I am trying to parse amazon to compile a list of prices, as part of a bigger project relating to statistics. However, I am stumped. I was wondering If anyone can review my code and tell me where I went wrong?
#!/usr/bin/python
# -*- coding: utf-8 -*-
import mechanize
from bs4 import BeautifulSoup
URL_00 = "http://www.amazon.co.uk/Call-Duty-Black-Ops-PS3/dp/B007WPF7FE/ref=sr_1_2?ie=UTF8&qid=1352117194&sr=8-2"
bro = mechanize.Browser()
resp = bro.open(URL_00)
html = resp.get_data()
soup_00 = BeautifulSoup(html)
price = soup_00.find('b', {'class':'priceLarge'})

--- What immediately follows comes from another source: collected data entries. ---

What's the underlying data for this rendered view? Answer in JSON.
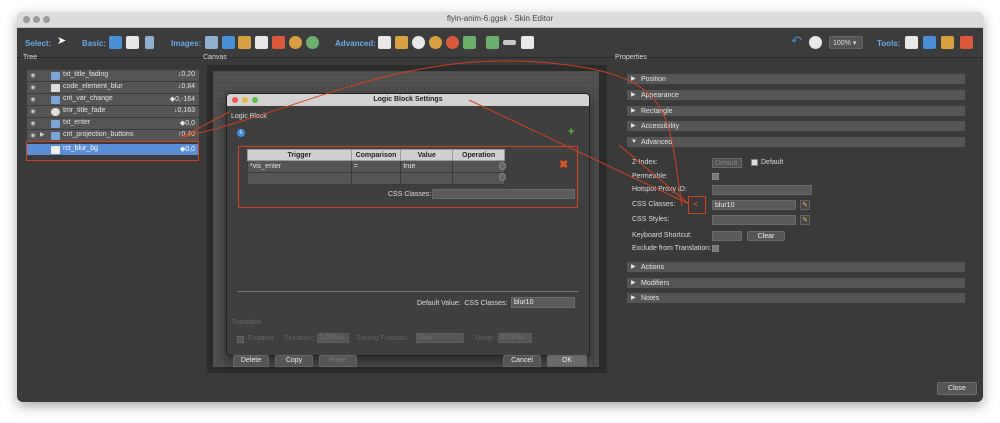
{
  "window": {
    "title": "flyin-anim-6.ggsk - Skin Editor"
  },
  "toolbar": {
    "select_label": "Select:",
    "basic_label": "Basic:",
    "images_label": "Images:",
    "advanced_label": "Advanced:",
    "tools_label": "Tools:",
    "zoom": "100%"
  },
  "panels": {
    "tree": "Tree",
    "canvas": "Canvas",
    "properties": "Properties"
  },
  "tree": {
    "rows": [
      {
        "label": "txt_title_fading",
        "value": "↓0,20"
      },
      {
        "label": "code_element_blur",
        "value": "↓0,84"
      },
      {
        "label": "cnt_var_change",
        "value": "◆0,-164"
      },
      {
        "label": "tmr_title_fade",
        "value": "↓0,163"
      },
      {
        "label": "txt_enter",
        "value": "◆0,0"
      },
      {
        "label": "cnt_projection_buttons",
        "value": "↑0,40"
      },
      {
        "label": "rct_blur_bg",
        "value": "◆0,0"
      }
    ]
  },
  "dialog": {
    "title": "Logic Block Settings",
    "section": "Logic Block",
    "info": "i",
    "add": "+",
    "remove": "✖",
    "table": {
      "headers": [
        "Trigger",
        "Comparison",
        "Value",
        "Operation"
      ],
      "rows": [
        [
          "*vis_enter",
          "=",
          "true",
          ""
        ],
        [
          "",
          "",
          "",
          ""
        ]
      ]
    },
    "css_classes_label": "CSS Classes:",
    "default_value_label": "Default Value:",
    "default_css_label": "CSS Classes:",
    "default_css_value": "blur10",
    "transition": {
      "title": "Transition",
      "enabled": "Enabled",
      "duration_label": "Duration:",
      "duration_value": "1,000sec",
      "easing_label": "Easing Function:",
      "easing_value": "Ease",
      "delay_label": "Delay:",
      "delay_value": "0,000sec"
    },
    "buttons": {
      "delete": "Delete",
      "copy": "Copy",
      "paste": "Paste",
      "cancel": "Cancel",
      "ok": "OK"
    }
  },
  "properties": {
    "sections_top": [
      "Position",
      "Appearance",
      "Rectangle",
      "Accessibility"
    ],
    "advanced": "Advanced",
    "zindex_label": "Z-Index:",
    "zindex_value": "Default",
    "default_label": "Default",
    "permeable_label": "Permeable:",
    "hotspot_label": "Hotspot Proxy ID:",
    "css_classes_label": "CSS Classes:",
    "css_classes_value": "blur10",
    "css_styles_label": "CSS Styles:",
    "keyboard_label": "Keyboard Shortcut:",
    "clear": "Clear",
    "exclude_label": "Exclude from Translation:",
    "sections_bottom": [
      "Actions",
      "Modifiers",
      "Notes"
    ]
  },
  "close": "Close"
}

print price #this should return at the very least the text enclosed in a tag
According to the screenshot, what I wrote above should work, shouldn't it?
Well all I get in the print out is "[]", if I change the line before last to this:
price = soup_00.find('b', {'class':'priceLarge'}).contents[0].string
or
price = soup_00.find('b', {'class':'priceLarge'}).text
I get a "noneType" error.
I am quite confused as to why this is happening. The page encoding in the URL on chrome says UTF8, to which my script is adjusted in line #2. I have changed it to ISO (as per inner HTML of the page) but this makes zero difference, so I am positive encoding is not the issue here.
Also, don't know if this is relevant at all, but my system locale on linux being UTF-8 should not cause a problem should it?
There's no need to do this as Amazon provide an API
https://affiliate-program.amazon.co.uk/gp/advertising/api/detail/main.html
The Product Advertising API helps you advertise Amazon products using product search and look up capability, product information and features such as Customer Reviews, Similar Products, Wish Lists and New and Used listings.
More detail here: Amazon API library for Python?
I'm using the API and it so much easier and reliable then scraping the data from the webpage, even with BS. You will also get access to a list of prices for new, second hand etc and not just the "headline" price.